Outrigger Bearing — Timber Mat Sizing
Pad pressure vs allowable bearing on timber mat sizing, with required mat area.
Mats don't create capacity — they spread load until the soil's number is met, and they only spread as far as their bending strength carries. A pad load needing 3 m² on this soil needs mats that won't snap at that cantilever: hardwood mats spread roughly 45° from the pad edge, no further.
Formula
Note: Rigging and crane decisions are life-safety critical. This calculator is a planning aid — the load chart, sling tags, site lift plan and a qualified lift director govern every real lift.
Pad pressure vs allowable bearing on timber mat sizing, with required mat area. A free crane load, wind & rigging safety tool — no sign-up, no upload, instant results in your browser.
About Outrigger Bearing — Timber Mat Sizing
Outrigger Bearing — Timber Mat Sizing computes the governing relationship P = (W_crane + W_load) × share ÷ pad area vs q_allow live as you type.
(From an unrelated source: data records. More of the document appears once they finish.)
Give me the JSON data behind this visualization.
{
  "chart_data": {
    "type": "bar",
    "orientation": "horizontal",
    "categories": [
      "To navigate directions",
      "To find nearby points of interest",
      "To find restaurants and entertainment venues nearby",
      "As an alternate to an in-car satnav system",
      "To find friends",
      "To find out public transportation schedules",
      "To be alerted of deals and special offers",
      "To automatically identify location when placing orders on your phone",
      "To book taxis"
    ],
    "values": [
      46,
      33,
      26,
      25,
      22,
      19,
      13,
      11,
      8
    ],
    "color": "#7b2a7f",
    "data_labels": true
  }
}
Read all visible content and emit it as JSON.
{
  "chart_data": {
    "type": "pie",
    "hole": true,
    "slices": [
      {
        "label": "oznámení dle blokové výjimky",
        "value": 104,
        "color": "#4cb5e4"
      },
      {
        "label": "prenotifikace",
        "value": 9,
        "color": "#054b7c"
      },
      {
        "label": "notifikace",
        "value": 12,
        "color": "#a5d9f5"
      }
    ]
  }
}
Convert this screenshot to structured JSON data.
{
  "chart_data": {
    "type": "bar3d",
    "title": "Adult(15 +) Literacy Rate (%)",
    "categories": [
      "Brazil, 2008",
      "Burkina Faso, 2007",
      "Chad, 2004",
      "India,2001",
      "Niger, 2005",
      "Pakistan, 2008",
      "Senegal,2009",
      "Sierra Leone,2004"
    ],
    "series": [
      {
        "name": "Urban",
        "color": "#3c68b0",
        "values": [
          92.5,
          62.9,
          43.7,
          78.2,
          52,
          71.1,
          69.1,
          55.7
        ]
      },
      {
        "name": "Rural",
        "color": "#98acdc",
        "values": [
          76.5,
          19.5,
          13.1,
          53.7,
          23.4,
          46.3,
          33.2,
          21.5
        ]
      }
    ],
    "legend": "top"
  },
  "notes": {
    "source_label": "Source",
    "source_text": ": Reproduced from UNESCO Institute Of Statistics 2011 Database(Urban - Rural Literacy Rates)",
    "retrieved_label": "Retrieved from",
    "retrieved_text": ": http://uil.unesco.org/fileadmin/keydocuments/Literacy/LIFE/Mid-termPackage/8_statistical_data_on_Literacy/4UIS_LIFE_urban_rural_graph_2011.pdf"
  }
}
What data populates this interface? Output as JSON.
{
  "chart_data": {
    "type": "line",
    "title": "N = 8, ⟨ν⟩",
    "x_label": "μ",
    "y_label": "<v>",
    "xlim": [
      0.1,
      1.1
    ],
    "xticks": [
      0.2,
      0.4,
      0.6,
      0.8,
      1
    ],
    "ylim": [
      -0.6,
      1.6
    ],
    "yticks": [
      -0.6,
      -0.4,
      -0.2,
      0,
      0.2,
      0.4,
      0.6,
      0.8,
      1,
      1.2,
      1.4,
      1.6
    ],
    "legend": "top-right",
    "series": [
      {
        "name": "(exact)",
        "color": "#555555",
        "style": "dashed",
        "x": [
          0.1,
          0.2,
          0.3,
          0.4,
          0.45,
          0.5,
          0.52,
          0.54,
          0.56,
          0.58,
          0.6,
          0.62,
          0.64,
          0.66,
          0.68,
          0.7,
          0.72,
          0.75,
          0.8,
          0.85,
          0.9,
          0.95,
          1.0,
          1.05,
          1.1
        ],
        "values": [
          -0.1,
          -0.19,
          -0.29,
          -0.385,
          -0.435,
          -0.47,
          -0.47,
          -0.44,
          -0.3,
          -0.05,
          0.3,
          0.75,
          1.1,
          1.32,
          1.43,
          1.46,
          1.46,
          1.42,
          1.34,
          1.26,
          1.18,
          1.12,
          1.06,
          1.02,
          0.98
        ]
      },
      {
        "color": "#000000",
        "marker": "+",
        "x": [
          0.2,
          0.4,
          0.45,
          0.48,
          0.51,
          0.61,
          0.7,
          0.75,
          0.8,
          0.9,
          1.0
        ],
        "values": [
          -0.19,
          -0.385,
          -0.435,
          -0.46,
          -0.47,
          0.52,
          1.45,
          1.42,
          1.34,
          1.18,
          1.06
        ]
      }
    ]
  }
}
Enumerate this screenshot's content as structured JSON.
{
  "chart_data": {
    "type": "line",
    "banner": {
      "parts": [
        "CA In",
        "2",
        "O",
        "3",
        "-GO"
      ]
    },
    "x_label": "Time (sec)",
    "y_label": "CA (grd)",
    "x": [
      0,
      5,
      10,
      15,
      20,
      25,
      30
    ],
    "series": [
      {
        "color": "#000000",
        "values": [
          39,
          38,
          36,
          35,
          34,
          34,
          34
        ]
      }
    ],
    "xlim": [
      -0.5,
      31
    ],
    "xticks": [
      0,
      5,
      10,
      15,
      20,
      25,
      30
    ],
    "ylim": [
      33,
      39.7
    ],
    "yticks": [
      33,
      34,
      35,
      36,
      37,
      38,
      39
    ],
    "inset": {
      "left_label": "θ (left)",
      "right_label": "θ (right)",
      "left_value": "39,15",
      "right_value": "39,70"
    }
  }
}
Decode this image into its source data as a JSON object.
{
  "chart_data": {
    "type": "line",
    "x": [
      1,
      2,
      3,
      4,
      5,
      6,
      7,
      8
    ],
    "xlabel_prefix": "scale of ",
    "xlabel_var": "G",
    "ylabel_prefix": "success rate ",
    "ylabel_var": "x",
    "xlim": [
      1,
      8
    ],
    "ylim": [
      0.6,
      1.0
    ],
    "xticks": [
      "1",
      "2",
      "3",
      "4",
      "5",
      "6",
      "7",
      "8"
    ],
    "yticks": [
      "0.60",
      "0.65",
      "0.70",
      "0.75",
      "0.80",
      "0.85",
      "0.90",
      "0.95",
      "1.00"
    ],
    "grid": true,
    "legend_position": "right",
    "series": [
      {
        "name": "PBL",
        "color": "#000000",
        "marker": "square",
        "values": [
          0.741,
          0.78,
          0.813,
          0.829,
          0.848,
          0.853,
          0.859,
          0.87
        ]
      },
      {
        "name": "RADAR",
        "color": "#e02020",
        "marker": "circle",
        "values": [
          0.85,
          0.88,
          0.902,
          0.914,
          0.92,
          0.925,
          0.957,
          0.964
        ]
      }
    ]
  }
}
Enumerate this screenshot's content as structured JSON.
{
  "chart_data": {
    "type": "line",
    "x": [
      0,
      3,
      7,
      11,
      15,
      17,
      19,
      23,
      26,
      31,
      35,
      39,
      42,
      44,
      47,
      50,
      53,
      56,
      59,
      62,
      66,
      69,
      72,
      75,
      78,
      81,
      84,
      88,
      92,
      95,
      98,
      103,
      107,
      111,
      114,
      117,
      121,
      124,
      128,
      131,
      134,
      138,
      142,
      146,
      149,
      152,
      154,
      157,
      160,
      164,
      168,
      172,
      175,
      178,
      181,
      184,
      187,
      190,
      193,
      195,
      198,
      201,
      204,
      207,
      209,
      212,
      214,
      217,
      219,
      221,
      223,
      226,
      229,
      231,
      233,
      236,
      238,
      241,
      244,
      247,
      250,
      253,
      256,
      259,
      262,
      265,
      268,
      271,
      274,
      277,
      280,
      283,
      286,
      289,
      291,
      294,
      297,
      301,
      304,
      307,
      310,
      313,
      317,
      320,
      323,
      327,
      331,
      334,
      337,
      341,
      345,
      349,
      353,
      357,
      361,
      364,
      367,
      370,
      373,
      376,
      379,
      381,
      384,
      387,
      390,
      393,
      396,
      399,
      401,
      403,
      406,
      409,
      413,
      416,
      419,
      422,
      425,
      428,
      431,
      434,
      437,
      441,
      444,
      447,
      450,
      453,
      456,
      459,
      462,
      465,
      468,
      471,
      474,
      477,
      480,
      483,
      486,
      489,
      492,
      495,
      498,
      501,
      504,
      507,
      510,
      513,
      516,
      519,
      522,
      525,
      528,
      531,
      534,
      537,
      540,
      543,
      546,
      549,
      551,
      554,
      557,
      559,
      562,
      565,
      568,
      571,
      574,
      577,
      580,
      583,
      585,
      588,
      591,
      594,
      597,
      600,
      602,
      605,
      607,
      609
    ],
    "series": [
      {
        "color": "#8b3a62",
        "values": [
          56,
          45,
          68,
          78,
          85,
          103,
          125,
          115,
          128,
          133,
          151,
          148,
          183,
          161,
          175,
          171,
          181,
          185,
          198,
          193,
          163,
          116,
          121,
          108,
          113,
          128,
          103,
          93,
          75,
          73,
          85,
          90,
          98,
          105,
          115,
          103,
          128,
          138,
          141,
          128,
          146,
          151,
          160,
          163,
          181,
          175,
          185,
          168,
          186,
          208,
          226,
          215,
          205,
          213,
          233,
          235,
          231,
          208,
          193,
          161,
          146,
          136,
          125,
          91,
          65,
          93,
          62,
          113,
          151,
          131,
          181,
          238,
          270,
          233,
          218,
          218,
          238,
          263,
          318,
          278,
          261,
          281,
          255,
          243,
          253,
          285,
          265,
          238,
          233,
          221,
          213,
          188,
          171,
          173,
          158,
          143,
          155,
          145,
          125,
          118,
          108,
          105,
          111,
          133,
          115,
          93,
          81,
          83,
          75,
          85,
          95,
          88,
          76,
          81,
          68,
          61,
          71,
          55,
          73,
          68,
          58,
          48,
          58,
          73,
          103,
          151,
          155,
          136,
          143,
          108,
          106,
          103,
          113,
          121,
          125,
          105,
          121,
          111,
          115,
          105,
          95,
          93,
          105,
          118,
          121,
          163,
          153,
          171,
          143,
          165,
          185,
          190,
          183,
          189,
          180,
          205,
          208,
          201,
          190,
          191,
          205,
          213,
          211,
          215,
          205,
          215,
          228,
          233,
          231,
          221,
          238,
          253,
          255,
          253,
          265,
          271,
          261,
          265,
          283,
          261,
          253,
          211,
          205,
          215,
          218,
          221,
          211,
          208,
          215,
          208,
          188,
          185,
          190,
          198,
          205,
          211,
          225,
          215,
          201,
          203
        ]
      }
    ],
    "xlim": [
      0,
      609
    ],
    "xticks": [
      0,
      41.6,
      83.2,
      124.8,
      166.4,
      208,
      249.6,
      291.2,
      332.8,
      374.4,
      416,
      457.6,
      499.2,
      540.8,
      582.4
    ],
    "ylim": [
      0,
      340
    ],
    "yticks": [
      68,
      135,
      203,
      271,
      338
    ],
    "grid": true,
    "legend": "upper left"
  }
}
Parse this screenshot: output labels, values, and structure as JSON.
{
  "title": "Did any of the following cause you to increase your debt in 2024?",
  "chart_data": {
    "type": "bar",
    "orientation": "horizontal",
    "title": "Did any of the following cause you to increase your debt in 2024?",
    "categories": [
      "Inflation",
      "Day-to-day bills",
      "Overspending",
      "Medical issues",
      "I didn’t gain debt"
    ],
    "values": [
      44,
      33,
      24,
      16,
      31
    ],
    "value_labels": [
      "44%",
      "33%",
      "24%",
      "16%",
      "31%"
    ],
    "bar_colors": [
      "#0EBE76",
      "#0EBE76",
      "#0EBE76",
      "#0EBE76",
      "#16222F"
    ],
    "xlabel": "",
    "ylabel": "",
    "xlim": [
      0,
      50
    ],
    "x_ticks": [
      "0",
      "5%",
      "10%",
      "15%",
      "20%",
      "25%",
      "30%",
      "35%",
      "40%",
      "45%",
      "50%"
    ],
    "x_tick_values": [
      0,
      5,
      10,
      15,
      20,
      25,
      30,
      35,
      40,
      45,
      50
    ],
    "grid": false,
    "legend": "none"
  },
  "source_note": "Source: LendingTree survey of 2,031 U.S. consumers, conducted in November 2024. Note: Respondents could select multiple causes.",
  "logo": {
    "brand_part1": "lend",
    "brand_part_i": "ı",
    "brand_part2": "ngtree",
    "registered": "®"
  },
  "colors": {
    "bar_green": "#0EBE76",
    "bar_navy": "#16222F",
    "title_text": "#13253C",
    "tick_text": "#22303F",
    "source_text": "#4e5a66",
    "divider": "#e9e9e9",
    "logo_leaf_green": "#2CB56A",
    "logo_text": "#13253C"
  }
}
Mats don't create capacity — they spread load until the soil's number is met, and they only spread as far as their bending strength carries. A pad load needing 3 m² on this soil needs mats that won't snap at that cantilever: hardwood mats spread roughly 45° from the pad edge, no further. Defaults are pre-filled with realistic values for this exact scenario, and the worked example substitutes your numbers step by step so the math is never a black box.
How to use Outrigger Bearing — Timber Mat Sizing
- 1Enter your values — Crane weight (with counterweight), Load + rigging, Worst-case share on one pad, Pad/mat contact area and more (sensible defaults are pre-filled).
- 2Read the live results: Pad load, Bearing pressure, Mat area needed.
- 3Check the "with your numbers" line to see P = (W_crane + W_load) × share ÷ pad area vs q_allow substituted step by step.
- 4Adjust inputs until the scenario matches yours, then copy or share the result.
Why use Outrigger Bearing — Timber Mat Sizing?
- ✓Instant, free and private — every calculation runs client-side in your browser; nothing is uploaded
- ✓Built on the stated formula P = (W_crane + W_load) × share ÷ pad area vs q_allow with authoritative sources cited on the page (OSHA 29 CFR 1926 Subpart CC — Cranes & derricks in construction; FEM 5.016 / Liebherr ground-pressure guidance)
- ✓Mats don't create capacity — they spread load until the soil's number is met, and they only spread as far as their bending strength carries.
- ✓SI ⇄ Imperial toggle converts your inputs in place, so you can work in the units your drawings use
Frequently asked questions
What formula does the outrigger bearing — timber mat sizing use?+
It evaluates P = (W_crane + W_load) × share ÷ pad area vs q_allow, exactly as published. Sources: OSHA 29 CFR 1926 Subpart CC — Cranes & derricks in construction; FEM 5.016 / Liebherr ground-pressure guidance. The substituted worked example on the page lets you verify every step against the textbook.
How should I read the result — and how far can I trust it?+
Mats don't create capacity — they spread load until the soil's number is met, and they only spread as far as their bending strength carries. Rigging and crane decisions are life-safety critical. This calculator is a planning aid — the load chart, sling tags, site lift plan and a qualified lift director govern every real lift.
When is this calculator the right tool for the job?+
Pad pressure vs allowable bearing on timber mat sizing, with required mat area. A free crane load, wind & rigging safety tool. A pad load needing 3 m² on this soil needs mats that won't snap at that cantilever: hardwood mats spread roughly 45° from the pad edge, no further. For neighbouring scenarios, the related tools below cover the same engine with different presets.
Does it support both metric and imperial units?+
Yes — the SI ⇄ Imperial toggle converts the values already in the fields, preserving the physical quantity, so you can flip mid-calculation without re-entering anything.